Step 3: Switch to the appIDs array.
Replace "appID": "TEAMID.bundle" with "appIDs": ["TEAMID.bundle"]. If you support multiple targets (for example, a main app and an App Clip), list them both here instead of duplicating the entire entry.
Step 4: Validate the file.
Apple's Associated Domains validator accepts your domain and checks the AASA file format and reachability. Our AASA file setup guide walks through common validation errors and hosting requirements, and the Tolinku developer guide for Universal Links covers the full specification.
Step 5: Test on a real device.
Simulator does not fully replicate Universal Link behavior. Use a physical device with Developer Mode enabled and the new diagnostics in Settings. Confirm that your intended paths open the app and your excluded paths fall through to Safari correctly.
Step 6: Submit a new build.
Once your AASA file is updated on the server, submit a new build to App Store Connect to trigger Apple's re-fetch of your file. This shortens the propagation delay significantly.
SwiftUI Deep Link Handling
iOS 17 also brought improvements to onOpenURL and the new NavigationStack-based routing patterns. If you are still using UIApplicationDelegate's application(_:continue:restorationHandler:) to handle incoming Universal Links, you are not doing anything wrong, but SwiftUI now has cleaner native primitives.

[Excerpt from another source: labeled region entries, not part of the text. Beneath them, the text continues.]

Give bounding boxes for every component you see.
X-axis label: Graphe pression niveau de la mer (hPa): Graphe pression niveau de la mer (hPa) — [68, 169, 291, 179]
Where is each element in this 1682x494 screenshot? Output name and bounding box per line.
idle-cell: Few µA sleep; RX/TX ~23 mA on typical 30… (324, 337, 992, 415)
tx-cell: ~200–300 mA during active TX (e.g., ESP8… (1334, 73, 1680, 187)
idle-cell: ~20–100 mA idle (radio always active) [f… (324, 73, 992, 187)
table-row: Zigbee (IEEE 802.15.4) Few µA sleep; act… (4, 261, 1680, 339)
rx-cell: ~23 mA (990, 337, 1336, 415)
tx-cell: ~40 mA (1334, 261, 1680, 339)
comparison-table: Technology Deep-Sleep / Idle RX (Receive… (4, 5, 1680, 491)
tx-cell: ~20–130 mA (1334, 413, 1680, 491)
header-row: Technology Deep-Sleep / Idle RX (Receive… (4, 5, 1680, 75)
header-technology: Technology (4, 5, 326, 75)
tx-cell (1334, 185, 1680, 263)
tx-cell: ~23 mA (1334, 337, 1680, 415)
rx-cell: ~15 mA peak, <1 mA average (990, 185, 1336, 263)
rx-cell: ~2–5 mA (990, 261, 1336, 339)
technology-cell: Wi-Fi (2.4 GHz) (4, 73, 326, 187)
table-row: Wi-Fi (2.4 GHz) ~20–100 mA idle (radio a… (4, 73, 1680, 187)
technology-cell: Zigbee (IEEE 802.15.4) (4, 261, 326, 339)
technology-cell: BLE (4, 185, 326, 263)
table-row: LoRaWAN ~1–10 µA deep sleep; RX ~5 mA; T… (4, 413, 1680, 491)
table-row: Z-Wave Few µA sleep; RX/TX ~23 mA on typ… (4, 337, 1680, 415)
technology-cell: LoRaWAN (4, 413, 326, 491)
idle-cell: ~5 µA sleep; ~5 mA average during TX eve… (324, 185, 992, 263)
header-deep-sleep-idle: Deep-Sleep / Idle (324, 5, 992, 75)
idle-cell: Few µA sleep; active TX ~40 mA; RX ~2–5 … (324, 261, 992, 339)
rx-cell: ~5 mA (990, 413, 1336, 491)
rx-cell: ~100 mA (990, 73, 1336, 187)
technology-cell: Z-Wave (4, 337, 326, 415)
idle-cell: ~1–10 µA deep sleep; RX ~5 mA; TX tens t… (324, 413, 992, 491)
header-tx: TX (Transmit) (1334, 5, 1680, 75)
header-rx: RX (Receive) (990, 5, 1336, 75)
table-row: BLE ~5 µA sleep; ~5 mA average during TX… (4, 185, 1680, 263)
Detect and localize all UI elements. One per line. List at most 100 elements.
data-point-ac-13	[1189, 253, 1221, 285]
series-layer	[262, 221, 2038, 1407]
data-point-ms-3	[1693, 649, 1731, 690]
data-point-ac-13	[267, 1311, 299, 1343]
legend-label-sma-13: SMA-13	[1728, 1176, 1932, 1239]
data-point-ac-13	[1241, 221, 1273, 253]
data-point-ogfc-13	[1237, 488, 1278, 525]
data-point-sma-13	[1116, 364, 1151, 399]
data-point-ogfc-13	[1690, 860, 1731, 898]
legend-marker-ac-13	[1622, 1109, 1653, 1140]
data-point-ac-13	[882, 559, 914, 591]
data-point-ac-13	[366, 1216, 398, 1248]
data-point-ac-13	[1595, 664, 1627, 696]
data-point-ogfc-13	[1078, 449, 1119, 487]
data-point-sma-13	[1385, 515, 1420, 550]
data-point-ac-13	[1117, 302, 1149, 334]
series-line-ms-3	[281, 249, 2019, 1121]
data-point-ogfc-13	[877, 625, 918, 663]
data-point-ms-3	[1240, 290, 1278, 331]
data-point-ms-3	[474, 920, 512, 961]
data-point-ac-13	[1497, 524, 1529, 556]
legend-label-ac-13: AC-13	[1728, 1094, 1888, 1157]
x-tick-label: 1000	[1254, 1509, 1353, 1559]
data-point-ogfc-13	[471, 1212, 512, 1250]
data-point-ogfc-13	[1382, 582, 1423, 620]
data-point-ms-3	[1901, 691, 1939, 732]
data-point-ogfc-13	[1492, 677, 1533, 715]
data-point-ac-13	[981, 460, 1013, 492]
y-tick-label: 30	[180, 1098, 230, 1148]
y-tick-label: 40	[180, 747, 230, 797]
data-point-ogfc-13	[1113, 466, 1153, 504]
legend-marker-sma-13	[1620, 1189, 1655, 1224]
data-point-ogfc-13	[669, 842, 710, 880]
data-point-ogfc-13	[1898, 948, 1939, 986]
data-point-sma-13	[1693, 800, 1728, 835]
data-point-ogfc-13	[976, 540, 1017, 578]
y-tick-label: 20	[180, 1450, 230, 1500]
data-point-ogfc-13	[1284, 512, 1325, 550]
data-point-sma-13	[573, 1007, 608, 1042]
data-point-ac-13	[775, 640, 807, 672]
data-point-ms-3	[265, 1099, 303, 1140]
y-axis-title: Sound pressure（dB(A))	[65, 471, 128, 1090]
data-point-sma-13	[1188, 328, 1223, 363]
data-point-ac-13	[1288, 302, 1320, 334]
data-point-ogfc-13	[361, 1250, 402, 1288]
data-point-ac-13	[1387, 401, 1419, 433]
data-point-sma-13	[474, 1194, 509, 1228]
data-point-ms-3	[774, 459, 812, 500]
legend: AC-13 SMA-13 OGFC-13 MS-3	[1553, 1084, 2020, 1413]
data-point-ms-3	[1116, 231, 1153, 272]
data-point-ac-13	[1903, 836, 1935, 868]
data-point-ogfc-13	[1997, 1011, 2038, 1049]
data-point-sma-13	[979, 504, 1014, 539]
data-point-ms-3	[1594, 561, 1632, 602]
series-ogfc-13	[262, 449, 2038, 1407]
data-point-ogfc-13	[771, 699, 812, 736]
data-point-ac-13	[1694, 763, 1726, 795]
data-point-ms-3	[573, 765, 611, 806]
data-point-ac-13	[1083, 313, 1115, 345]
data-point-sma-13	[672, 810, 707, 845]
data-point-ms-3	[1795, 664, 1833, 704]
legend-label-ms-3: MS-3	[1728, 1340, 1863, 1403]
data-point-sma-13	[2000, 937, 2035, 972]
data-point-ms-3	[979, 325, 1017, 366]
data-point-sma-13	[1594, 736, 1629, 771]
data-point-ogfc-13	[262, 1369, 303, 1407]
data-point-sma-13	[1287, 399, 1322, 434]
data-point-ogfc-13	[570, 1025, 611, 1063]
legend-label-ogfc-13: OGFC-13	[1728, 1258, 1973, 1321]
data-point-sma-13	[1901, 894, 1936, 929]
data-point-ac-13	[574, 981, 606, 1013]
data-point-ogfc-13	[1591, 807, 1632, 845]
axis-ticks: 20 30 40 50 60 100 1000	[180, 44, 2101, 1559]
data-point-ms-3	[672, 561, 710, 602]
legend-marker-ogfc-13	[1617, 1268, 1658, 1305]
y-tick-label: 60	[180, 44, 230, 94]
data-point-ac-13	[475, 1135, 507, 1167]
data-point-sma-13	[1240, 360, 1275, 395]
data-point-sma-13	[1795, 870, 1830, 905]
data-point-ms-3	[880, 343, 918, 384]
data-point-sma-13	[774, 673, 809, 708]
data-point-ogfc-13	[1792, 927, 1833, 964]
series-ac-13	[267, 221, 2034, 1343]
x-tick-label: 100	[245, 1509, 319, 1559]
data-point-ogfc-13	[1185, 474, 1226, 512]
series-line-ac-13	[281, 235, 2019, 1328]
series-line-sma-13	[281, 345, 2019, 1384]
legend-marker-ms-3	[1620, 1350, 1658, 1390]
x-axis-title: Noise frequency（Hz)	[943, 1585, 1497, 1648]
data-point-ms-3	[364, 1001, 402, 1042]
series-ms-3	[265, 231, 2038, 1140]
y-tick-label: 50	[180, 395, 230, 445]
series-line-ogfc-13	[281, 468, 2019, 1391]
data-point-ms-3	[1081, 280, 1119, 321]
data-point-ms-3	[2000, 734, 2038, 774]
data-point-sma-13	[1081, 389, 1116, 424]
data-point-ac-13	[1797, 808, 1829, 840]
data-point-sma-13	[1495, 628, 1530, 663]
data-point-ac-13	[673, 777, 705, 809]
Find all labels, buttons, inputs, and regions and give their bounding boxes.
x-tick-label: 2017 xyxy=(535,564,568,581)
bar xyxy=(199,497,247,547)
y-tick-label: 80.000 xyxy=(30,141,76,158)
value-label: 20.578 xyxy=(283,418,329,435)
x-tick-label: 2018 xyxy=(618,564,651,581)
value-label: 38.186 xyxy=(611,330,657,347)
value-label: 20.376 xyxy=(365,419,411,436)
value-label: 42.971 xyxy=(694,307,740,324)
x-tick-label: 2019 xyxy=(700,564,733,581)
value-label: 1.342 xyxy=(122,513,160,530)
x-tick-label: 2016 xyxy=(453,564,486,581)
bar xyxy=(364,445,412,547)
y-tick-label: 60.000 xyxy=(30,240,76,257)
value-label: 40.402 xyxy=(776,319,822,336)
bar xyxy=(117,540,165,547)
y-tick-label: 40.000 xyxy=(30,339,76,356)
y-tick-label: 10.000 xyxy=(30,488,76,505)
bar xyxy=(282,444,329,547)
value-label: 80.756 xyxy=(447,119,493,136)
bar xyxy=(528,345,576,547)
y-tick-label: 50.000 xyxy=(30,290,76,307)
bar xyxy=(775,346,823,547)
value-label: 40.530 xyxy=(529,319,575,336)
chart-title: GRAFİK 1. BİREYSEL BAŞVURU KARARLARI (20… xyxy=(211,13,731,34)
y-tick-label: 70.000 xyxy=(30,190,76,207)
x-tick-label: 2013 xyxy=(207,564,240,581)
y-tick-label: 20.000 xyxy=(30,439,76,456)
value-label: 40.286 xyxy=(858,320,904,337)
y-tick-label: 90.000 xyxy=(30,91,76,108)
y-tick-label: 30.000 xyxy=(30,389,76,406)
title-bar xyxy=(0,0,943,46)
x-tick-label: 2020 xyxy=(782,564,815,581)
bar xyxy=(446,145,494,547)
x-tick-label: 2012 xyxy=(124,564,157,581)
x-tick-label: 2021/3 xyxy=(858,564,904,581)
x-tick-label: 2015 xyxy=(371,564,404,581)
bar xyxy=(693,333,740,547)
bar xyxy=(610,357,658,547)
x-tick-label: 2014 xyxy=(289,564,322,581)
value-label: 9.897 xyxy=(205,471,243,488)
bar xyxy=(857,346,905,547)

The onOpenURL modifier on a NavigationStack or root view handles Universal Links without needing to bridge through UIKit:
NavigationStack(path: $navigationPath) {
ContentView()
.navigationDestination(for: AppRoute.self) { route in
routeView(for: route)
}
}
.onOpenURL { url in
if let route = AppRoute(url: url) {
navigationPath.append(route)
}
}
The key improvement in iOS 17 is that onOpenURL now fires correctly when the app is launched cold from a Universal Link, not just when the app is already in the foreground. Previous versions of SwiftUI had a race condition where cold-launch Universal Links would sometimes arrive before the view hierarchy was ready to handle them. That race is resolved in iOS 17.
If you are implementing deferred deep linking (routing users through an app install to a specific screen), the patterns described in the Tolinku deep linking features guide are still the right approach since iOS itself does not carry the link through installation.
What You Do Not Need to Change
A few things that caused concern when iOS 17 landed are actually non-issues.
The "apps": [] key inside applinks was always a legacy placeholder and can be omitted entirely in the new format. If it is still in your file, that is fine; iOS ignores it.
The file location has not changed. /.well-known/apple-app-site-association is still the canonical path, and the root-level path /apple-app-site-association still works as a fallback.
The entitlements format in Xcode has not changed. Associated Domains are still configured the same way in your target's Signing and Capabilities settings.
Summary
For a broader comparison of how Universal Links behavior has evolved across iOS releases, see our article on Universal Links iOS version differences.
iOS 17 did not break Universal Links, but it introduced enough changes that a passive setup can start showing cracks. The components syntax is cleaner and more powerful than paths, the new diagnostic tools make debugging far less painful, and the App Store re-fetch shortens the propagation delay when you update your AASA file. If you have not revisited your setup since 2022 or 2023, now is a good time to run through the migration checklist above and validate your AASA file format against Apple's current documentation.
The Apple developer documentation for Supporting Associated Domains and the WWDC 2023 Universal Links session are the authoritative references for all of the changes covered here.